- Healthcare stakeholders are pretty certain that big data analytics is going to become one of the defining features of the industry in the near future – but few predictions about events yet to come are free from warnings about what might go wrong.
When it comes to using big data for clinical care, the promises are exciting but the potential perils are many, argue Austin B. Frakt, PhD, and Steven D. Pizer, PhD in an editorial for the American Journal of Managed Care.
Big data can provide a wealth of rich, multi-dimensional data to foster holistic patient care, but healthcare data scientists must be careful not to rely too heavily on correlation instead of causation when determining the best strategies for informed decision-making.
“Spurred by the accuracy with which companies like Google and Netflix use large amounts of data to anticipate our interests, there is growing investment in ‘big data’ applications to healthcare,” write Frakt and Pizer, experts in healthcare economics.
While the definition of “big data analytics” involves collecting and analyzing multiple streams of data in order to draw conclusions not available with just a single source, Frakt and Pizer point out that not every data source has real clinical value.

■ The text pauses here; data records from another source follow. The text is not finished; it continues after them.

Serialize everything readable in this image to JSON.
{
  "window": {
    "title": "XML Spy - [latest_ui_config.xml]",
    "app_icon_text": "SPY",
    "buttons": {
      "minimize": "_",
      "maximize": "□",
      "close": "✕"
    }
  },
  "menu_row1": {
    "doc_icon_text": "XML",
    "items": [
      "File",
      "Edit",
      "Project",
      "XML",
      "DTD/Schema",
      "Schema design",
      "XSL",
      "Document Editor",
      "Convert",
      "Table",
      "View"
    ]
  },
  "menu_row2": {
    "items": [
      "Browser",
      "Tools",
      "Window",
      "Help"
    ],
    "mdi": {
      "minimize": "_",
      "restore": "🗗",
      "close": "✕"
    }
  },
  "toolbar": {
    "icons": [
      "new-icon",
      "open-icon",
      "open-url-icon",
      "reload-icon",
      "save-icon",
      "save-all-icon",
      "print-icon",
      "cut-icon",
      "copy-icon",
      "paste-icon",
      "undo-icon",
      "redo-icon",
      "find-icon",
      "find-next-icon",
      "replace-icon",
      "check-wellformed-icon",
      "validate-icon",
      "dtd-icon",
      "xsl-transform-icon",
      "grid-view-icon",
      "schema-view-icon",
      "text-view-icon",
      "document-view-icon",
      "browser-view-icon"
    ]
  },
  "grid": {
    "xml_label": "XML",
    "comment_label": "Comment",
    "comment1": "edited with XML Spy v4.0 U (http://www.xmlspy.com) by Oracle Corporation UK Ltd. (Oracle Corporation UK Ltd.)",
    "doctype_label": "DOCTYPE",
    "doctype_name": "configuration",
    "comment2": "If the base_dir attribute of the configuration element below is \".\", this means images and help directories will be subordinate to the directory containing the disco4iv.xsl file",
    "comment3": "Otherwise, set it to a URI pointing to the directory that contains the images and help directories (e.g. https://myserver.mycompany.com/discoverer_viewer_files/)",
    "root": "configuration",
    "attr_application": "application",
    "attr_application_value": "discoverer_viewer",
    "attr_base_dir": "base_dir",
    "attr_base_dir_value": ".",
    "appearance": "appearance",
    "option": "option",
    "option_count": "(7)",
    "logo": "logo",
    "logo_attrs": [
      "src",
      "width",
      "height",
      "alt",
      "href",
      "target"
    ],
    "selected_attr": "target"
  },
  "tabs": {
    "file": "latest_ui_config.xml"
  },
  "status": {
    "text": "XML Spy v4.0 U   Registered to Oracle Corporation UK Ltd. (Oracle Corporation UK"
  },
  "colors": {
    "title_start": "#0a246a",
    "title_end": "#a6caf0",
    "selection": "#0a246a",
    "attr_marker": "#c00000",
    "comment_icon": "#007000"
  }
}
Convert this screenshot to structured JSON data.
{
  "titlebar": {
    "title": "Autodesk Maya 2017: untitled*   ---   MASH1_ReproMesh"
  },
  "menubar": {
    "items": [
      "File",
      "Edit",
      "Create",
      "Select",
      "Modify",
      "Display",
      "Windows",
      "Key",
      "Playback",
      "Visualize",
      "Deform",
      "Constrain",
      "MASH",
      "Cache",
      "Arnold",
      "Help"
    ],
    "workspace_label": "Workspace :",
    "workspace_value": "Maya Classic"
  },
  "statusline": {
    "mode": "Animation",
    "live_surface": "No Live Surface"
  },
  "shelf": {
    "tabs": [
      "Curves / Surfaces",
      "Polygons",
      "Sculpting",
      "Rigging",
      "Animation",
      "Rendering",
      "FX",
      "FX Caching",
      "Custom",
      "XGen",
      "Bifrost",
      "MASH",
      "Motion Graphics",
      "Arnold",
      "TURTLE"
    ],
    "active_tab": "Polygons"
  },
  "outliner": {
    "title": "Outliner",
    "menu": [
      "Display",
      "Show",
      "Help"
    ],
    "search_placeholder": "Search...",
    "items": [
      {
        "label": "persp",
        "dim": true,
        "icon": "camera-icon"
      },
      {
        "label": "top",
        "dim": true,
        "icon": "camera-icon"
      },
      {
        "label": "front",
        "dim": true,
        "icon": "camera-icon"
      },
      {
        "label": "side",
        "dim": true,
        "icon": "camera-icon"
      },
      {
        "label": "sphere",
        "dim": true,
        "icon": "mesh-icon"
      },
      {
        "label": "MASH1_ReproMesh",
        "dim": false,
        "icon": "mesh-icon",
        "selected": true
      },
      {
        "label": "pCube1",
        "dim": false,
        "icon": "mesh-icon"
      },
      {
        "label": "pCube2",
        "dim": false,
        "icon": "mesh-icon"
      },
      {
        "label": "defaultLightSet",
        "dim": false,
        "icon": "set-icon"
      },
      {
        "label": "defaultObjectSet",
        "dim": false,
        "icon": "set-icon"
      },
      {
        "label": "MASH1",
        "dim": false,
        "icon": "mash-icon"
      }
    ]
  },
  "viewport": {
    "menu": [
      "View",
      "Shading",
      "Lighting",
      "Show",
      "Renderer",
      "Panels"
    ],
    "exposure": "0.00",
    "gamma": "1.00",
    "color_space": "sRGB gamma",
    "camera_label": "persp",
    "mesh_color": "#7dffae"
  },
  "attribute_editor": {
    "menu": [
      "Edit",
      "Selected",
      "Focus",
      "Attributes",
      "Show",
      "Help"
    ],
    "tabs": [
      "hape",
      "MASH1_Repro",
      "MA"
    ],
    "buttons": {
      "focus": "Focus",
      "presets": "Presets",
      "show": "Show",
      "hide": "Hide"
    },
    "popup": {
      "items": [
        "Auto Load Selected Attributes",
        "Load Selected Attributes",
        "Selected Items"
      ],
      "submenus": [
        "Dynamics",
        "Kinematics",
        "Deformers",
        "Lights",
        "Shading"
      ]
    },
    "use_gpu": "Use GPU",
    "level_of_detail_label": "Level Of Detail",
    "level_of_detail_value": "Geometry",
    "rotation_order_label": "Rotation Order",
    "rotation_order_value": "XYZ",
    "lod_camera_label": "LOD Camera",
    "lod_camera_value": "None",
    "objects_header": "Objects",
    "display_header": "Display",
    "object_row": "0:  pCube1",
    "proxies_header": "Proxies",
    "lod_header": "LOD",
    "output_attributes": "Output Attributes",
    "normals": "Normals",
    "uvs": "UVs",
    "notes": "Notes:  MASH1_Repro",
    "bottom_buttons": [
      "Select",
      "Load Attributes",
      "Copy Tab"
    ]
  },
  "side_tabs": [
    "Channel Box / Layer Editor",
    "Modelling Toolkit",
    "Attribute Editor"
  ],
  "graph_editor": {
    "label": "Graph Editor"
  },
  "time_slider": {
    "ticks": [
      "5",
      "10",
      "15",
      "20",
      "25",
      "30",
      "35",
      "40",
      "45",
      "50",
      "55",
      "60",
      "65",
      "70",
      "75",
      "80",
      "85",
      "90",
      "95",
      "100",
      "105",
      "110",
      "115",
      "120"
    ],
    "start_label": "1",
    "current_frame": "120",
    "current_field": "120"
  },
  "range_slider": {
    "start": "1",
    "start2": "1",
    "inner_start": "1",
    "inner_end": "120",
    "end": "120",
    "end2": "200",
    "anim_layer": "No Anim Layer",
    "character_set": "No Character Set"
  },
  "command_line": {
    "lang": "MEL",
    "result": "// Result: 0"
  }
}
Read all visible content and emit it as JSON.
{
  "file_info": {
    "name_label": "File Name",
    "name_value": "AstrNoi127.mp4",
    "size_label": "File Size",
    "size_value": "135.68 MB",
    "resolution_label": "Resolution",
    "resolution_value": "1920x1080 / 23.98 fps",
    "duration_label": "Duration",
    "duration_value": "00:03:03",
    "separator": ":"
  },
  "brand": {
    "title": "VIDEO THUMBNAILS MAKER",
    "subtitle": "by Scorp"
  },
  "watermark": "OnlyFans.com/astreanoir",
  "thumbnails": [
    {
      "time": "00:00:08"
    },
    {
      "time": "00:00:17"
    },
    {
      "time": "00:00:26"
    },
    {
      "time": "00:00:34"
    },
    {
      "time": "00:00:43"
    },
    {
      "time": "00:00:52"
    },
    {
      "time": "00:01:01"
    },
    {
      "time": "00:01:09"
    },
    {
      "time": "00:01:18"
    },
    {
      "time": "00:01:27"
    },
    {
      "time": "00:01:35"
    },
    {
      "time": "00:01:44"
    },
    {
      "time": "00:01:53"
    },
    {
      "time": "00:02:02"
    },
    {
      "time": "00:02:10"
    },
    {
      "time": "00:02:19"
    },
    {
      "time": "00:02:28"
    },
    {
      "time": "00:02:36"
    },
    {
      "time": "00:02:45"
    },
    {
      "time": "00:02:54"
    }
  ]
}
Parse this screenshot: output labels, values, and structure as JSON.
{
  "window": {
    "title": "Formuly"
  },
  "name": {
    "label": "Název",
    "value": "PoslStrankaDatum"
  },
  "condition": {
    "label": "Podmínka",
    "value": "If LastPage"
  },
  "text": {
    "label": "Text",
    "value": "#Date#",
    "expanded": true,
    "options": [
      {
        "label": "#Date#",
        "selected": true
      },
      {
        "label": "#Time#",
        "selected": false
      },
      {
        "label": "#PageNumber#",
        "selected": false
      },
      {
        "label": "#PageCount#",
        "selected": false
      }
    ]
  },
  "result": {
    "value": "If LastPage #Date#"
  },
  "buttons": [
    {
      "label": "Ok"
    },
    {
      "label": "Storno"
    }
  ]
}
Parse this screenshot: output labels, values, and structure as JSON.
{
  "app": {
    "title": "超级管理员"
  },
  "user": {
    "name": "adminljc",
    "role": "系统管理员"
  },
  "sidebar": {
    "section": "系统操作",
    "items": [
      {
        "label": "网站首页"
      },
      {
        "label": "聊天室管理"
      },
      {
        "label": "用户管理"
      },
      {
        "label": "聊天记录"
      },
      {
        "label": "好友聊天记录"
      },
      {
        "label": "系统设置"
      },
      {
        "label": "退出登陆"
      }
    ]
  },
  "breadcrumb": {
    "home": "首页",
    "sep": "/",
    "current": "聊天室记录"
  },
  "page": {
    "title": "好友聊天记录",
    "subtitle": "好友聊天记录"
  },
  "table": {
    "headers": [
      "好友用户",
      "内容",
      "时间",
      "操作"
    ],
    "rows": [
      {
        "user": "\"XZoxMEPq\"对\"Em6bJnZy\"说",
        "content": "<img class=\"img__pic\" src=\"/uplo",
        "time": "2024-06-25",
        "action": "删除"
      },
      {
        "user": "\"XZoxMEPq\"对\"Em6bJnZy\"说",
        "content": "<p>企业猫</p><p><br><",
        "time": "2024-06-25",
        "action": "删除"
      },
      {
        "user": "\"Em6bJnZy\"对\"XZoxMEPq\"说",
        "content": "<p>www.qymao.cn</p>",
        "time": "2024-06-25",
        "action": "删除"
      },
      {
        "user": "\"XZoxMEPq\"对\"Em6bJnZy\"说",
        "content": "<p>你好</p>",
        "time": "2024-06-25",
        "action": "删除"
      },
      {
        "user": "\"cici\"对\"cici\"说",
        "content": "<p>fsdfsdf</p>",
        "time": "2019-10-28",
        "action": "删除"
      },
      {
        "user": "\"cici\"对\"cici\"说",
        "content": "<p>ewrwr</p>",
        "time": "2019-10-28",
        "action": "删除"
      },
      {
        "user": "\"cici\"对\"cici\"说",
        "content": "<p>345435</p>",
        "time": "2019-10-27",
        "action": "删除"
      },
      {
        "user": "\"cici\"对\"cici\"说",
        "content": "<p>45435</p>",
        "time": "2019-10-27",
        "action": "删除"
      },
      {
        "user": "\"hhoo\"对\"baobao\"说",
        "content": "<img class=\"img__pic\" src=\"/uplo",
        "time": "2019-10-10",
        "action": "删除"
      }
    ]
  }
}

“For instance, for every 5 million packages of x-ray contrast media distributed to healthcare facilities, about 6 individuals die from adverse effects,” they explain. “With big data, we learn that such deaths are highly correlated with electrical engineering doctorates awarded, precipitation in Nebraska, and per capita mozzarella cheese consumption (correlations 0.75, 0.85, and 0.74, respectively).
“However, because we cannot conceive of a causal mechanism, it is obvious that these variables play no causal role in x-ray contrast media deaths. That such high correlations can be easily mined from big data is concerning nonetheless, because it is not always trivial to assess whether they are telling us something useful.”
Data scientists and developers are usually able to dismiss the most outlandish correlations relatively quickly, but the changing way of addressing population health management and individualized patient care may actually complicate this process.
Providers are looking to integrate more and more data sources, including everything from behavioral health records to bus schedules to grocery lists, in order to develop a more complete portrait of the challenges that some patients face when managing a chronic disease or keeping in contact with the healthcare system.
Geographic data, air quality information, Twitter trends, and Google searches are making big data very large indeed, but data science experts must be careful to use common sense – and a firm grasp of clinical knowledge – to develop big data analytics models that illuminate meaningful insights instead of picking up on false assumptions.
Frakt and Pizer use the example of proton pump inhibitor (PPI) use, which may be associated with pneumonia in patients. “This could be causal because a mechanism is plausible—gastric acid reduction could increase bacterial colonization—but perhaps the association arises because other factors drive both PPI use and pneumonia incidence,” they write.
A randomized clinical trial (RCT), the gold standard of clinical research, would certainly help to confirm or reject the hypothesis among a limited cohort. “However, the very promise of big data is its potential to see what RCTs won’t, thereby improving care in ways that RCTs cannot,” the authors point out.
But there’s nothing wrong with borrowing some of the RCT’s analytics strategies, they add. In fact, employing an objective eye and balanced methodology when engaged in big data analytics work is essential for ensuring that the conclusions are meaningful and clinically accurate.
One important strategy is the “falsification test,” which can guide an analyst’s efforts by prompting the researcher to match the suspected causal variable against other outcomes to see if the pattern makes sense in a broader context.
“The key is to select other outcomes or populations that are likely to also be affected by factors that could be driving the suspected causal relationship,” Frakt and Pizer say.
With PPI use, for example, the relationship with pneumonia may be a correlation instead of causal, because other research has shown that increased PPI use also tracks with outcomes “for which no clear causal mechanism exists,” such as chest pain, deep venous thrombosis, osteoarthritis, and urinary tract infections.
Therefore, researchers may need to look elsewhere to see what is driving a spike in pneumonia cases before taking any patient management actions that might end up adversely affecting care.
“Big data can be useful in healthcare; they can expand the reach of evidence-based medicine into domains not accessible with RCTs, including postmarket surveillance of drugs,” the authors conclude. “But to fulfill that ambition, big data must be coupled with rigorous observational methods.”
“Falsification tests can illuminate when a relationship is less likely to be causal, potentially sparing practitioners from making grave mistakes. Without them, we run the risk of letting our enthusiasm about big data get ahead of the science and what is best for patients.”